For the millions of North Americans who are overweight, new research provides one more reason to resolve to shed a few pounds in the New Year. Even modest weight loss can lead to long-term reduction in blood pressure, study findings show. The study from the Kaiser Permanente Centre for Health Research in Portland, Oregon included nearly 1,200 overweight men and women aged 30 to 54 who had blood pressure in the upper range of normal, meaning that they were at risk of developing high blood pressure, or hypertension (140/90 or greater). The participants had systolic blood pressure (the first number in a blood pressure reading) that was lower than 140 and diastolic blood pressure (the second number) ranging from 83 to 89.
Half of the participants were assigned to a 3-year weight-loss program that included group and individual counselling. The other half was assigned to a "control" group that received normal medical care. Weight and blood pressure were measured every 6 months.
Overall, participants in the weight-loss group shed pounds, while those in the control group gained weight. At 6, 18 and 36 months after the study began, blood pressure was significantly lower in the weight-loss group than in the control group. The researchers also report that people in the weight-loss group were less likely to develop high blood pressure.

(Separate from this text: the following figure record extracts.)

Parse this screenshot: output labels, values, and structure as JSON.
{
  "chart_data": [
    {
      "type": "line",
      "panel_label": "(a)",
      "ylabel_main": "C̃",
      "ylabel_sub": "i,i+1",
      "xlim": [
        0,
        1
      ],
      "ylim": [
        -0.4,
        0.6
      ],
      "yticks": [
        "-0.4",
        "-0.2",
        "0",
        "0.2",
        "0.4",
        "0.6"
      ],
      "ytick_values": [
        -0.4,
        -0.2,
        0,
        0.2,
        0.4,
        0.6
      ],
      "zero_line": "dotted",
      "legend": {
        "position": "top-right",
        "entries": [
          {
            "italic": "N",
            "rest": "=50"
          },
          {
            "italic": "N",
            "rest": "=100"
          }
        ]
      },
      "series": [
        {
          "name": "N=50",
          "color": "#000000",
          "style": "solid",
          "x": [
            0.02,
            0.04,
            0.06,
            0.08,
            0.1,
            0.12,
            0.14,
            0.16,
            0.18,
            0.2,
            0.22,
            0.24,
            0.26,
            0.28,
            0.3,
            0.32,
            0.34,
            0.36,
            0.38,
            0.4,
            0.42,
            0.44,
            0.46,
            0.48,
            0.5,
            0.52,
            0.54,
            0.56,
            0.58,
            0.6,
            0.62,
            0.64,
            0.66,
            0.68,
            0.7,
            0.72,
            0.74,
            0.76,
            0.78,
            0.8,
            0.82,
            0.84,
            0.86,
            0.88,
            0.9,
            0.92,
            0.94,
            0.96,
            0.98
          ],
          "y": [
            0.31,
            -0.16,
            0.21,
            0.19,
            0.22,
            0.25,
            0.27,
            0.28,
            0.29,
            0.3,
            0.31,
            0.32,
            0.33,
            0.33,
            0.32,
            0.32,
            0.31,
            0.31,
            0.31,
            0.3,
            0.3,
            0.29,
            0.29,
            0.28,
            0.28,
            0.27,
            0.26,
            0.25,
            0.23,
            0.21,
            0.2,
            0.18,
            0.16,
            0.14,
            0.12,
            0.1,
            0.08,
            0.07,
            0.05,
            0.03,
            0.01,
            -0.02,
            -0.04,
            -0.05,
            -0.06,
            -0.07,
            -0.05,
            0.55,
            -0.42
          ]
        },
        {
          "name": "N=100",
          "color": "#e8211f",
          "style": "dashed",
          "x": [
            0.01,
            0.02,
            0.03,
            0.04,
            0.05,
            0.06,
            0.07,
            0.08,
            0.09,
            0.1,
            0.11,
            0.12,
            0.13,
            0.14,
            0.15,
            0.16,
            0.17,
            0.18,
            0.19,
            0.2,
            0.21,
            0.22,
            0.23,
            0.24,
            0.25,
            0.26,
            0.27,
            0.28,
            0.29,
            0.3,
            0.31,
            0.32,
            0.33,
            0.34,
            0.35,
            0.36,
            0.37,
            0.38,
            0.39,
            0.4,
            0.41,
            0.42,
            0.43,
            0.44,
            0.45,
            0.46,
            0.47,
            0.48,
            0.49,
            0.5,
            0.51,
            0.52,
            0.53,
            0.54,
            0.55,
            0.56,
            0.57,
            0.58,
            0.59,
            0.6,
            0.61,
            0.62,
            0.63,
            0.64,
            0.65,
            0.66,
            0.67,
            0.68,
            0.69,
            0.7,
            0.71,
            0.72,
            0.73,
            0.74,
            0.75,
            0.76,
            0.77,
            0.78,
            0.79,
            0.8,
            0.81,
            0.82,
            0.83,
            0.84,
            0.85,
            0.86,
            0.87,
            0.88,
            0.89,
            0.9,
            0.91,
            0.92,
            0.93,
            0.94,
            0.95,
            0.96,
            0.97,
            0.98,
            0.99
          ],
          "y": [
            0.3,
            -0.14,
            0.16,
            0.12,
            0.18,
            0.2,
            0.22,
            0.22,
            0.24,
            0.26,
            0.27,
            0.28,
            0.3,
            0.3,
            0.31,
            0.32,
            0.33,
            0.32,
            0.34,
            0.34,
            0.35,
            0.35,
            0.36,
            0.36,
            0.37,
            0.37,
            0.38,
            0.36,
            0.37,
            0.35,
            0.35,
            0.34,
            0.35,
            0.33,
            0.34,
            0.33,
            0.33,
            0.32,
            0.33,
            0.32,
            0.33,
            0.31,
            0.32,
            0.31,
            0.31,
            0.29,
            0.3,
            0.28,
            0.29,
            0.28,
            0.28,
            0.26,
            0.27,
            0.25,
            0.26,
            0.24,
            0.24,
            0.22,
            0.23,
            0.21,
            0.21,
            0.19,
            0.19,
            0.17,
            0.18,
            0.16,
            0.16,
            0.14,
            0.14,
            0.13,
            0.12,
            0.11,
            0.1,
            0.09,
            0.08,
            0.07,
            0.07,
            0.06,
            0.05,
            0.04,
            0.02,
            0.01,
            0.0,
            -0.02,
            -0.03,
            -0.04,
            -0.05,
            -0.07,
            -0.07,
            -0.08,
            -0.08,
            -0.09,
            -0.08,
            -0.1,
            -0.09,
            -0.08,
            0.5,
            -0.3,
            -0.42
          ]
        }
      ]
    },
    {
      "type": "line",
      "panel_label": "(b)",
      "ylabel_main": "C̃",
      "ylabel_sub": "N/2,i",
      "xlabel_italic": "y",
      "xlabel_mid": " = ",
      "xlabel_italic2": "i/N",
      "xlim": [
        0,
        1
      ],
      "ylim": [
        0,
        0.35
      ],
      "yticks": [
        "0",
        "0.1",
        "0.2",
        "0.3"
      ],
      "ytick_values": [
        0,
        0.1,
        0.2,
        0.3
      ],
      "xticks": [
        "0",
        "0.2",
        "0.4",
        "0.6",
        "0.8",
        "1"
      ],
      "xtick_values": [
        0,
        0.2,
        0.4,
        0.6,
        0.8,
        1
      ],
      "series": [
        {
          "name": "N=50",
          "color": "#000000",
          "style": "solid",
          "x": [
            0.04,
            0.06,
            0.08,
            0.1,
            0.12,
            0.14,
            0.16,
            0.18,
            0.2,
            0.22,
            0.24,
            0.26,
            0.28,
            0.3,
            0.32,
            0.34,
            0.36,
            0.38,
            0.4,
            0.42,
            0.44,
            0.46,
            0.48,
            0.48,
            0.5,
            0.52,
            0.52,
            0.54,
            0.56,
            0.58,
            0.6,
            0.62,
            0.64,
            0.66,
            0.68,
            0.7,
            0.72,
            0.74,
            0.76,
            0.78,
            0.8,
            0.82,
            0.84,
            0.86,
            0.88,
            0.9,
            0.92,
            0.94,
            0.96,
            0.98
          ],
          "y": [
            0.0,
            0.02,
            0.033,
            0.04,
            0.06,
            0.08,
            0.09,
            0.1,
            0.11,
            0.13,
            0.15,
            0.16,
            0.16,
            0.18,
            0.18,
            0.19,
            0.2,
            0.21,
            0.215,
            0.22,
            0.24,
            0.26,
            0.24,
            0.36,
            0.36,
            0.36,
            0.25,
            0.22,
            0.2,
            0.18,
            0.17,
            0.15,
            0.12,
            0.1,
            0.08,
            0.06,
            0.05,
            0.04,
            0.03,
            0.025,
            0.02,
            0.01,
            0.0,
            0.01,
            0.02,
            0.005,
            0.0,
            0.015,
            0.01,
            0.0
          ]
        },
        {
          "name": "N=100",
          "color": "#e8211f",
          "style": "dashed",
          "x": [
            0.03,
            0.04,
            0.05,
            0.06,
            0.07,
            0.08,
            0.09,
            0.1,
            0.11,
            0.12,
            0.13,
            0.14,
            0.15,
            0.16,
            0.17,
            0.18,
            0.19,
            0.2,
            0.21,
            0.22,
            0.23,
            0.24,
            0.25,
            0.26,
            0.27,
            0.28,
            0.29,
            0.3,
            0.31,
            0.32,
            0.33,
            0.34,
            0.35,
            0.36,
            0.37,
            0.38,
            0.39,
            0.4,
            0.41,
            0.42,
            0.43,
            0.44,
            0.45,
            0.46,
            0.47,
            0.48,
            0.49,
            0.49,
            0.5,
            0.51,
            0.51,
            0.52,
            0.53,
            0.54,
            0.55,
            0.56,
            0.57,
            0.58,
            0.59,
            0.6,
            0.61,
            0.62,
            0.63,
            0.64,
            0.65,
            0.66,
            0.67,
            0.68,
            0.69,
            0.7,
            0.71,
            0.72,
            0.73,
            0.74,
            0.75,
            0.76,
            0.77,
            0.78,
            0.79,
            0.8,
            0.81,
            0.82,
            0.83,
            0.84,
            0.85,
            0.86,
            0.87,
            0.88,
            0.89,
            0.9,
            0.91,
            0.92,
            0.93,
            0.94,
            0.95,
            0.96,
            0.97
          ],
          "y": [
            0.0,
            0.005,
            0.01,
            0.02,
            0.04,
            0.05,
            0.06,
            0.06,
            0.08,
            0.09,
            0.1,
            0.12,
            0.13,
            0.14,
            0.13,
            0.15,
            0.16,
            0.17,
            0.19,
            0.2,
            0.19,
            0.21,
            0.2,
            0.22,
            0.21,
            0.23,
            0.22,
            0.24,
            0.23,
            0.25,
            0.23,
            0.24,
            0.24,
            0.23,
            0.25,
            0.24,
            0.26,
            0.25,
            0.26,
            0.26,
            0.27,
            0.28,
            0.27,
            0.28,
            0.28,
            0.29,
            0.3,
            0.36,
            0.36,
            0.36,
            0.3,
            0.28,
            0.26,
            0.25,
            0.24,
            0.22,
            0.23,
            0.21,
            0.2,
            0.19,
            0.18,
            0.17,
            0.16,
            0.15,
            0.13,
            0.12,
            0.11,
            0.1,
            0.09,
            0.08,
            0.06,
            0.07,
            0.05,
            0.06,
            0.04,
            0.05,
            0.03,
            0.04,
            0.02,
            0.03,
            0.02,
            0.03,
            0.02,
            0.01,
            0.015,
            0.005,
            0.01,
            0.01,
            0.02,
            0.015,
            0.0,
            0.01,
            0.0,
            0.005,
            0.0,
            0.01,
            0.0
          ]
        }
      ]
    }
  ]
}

But the drop in high blood pressure disappeared when participants regained the weight they had lost. In people who lost weight only to regain it, blood pressure readings crept back up to nearly the same level as they had been before they lost weight.
The researchers feel that their results leave no doubt that weight reduction is a worthwhile objective for people whose body weight is higher than ideal, whose blood pressure is already high, or who are at risk for hypertension.